I am so out of sync it’s not even properly surreal. I’m assuming surreal requires access to dreams, which require sleep.
So back to the drawing board to find the “reasons”? Because knowing the reasons gives things meaning, and understanding meaning is the key to freedom from suffering, right?
Or was it letting go of meaning that provides freedom of suffering?
I may just ask Nature to take back her ball.
Oh, and if you’ve seen the TedTalk: Giacometti died the year I was born. So I am kind of figuring that is why the 4 am thing is not working out for me.
February 3, 2022
Existential Helplessness
There were some moments this morning – getting coffee and settling in to write – where I felt optimistic and… light. Ideas nudging the edges of my consciousness in such a good way. And then, they’re gone. Like a magic spell in a movie when the swirling elements drop like sand to the floor.

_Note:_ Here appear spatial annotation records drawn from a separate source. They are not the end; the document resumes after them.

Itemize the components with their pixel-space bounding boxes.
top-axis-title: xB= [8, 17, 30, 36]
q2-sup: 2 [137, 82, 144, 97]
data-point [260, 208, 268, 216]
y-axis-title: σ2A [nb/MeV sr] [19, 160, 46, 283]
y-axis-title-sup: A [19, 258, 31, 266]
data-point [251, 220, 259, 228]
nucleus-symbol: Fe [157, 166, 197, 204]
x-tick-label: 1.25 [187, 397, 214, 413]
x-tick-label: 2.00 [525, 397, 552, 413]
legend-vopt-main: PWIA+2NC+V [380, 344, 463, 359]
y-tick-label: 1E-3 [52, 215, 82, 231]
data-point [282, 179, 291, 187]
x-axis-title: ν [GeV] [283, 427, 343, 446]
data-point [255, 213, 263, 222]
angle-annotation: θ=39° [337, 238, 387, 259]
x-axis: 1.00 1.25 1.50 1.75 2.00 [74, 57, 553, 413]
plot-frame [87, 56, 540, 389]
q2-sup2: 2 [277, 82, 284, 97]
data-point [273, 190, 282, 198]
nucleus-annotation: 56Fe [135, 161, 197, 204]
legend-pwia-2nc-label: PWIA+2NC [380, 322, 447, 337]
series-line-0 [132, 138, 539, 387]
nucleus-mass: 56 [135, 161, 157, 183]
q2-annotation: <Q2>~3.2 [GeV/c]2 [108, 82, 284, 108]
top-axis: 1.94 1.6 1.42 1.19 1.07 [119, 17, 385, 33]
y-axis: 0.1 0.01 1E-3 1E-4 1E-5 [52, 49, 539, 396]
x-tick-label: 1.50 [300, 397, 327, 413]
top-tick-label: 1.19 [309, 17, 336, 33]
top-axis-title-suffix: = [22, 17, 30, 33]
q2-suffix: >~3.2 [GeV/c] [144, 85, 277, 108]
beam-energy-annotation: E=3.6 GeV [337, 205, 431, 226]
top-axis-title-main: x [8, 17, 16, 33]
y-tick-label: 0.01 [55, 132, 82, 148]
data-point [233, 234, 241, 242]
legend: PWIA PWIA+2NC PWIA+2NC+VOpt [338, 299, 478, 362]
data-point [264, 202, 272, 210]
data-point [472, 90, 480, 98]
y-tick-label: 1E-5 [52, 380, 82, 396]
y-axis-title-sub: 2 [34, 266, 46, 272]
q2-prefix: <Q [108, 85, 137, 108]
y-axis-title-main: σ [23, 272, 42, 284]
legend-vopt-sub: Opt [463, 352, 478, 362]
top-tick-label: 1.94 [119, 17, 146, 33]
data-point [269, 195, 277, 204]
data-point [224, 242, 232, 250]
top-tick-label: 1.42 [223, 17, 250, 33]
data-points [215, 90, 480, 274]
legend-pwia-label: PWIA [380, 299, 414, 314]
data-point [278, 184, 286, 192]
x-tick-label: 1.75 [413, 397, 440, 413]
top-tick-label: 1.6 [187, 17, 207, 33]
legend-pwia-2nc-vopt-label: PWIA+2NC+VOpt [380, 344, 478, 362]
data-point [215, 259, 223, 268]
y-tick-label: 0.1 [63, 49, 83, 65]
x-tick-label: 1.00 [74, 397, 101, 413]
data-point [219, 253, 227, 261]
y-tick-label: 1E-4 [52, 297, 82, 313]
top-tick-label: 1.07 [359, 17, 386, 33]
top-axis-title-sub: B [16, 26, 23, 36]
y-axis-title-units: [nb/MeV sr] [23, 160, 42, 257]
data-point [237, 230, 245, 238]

It’s okay. Like some movie trope, it’s just the cue to try again.
Sometimes the world moves in on you – for you. People come when you need them. And we really hope: when they need you.
I think that our social vocabulary is limited. Love is such a big word when it’s spoken in earnest. “I care for you,” is a beautiful phrase, I think. The honest description of real empathy and fondness without necessarily transgressing a sphere of intimacy. But in conversation? I don’t know. I think I get associations of bald people in flowing robes and a kind of patronizing distance. I care for you the same way I care for the tadpoles at the edge of the pond in spring. Lofty. A chilly warmth that somehow makes it all about them – those them trying so hard to make it all about nothing/everything.
Where’s the comfort in that?
I am fond of you? Archaic. I am out of words.
Another person that I care for, of whom I am fond – a person I “click with”, admire, and look forward to having a long and loving friendship with – is ill. And I can’t find the appropriate words. She’s an ocean away, so I can sit and drink tea with her and just be.
It makes me sad. Flat. It’s as though I don’t know how to pull myself together and make a difference.
All this, this past year, has brought me a new kind of helplessness. Or at least a new comprehension of existential helplessness.
I have definitely entered a new phase of life. Where people I love, from 25 to 70 are grappling with mortality. And there are people, too, whom I do not love, but featured in a few revenge fantasies. I’m seeing how poorly written my fantasies are, how unrelated they are to real emotions. Thin storylines with hollow characters.
The wonderful – literally wonder-filled – thing about this is that I see how unfinished I am. It’s like I have opened the door to a new world. Moved from black and white to color, from a sunset projected onto flat walls, through the doorway to the “real world” which is too big to take in, and too immediate to ignore.
I want to hold someone’s hand, get my feet wet, and listen.
I read the chat messages in a quiet moment. I pay attention to the few songbirds that have overwintered near the lake. I almost wrote, “lonely songbirds”. I figure if I can learn to stop projecting, I can better see the world as it is: its brooding, its illness, death, and its love.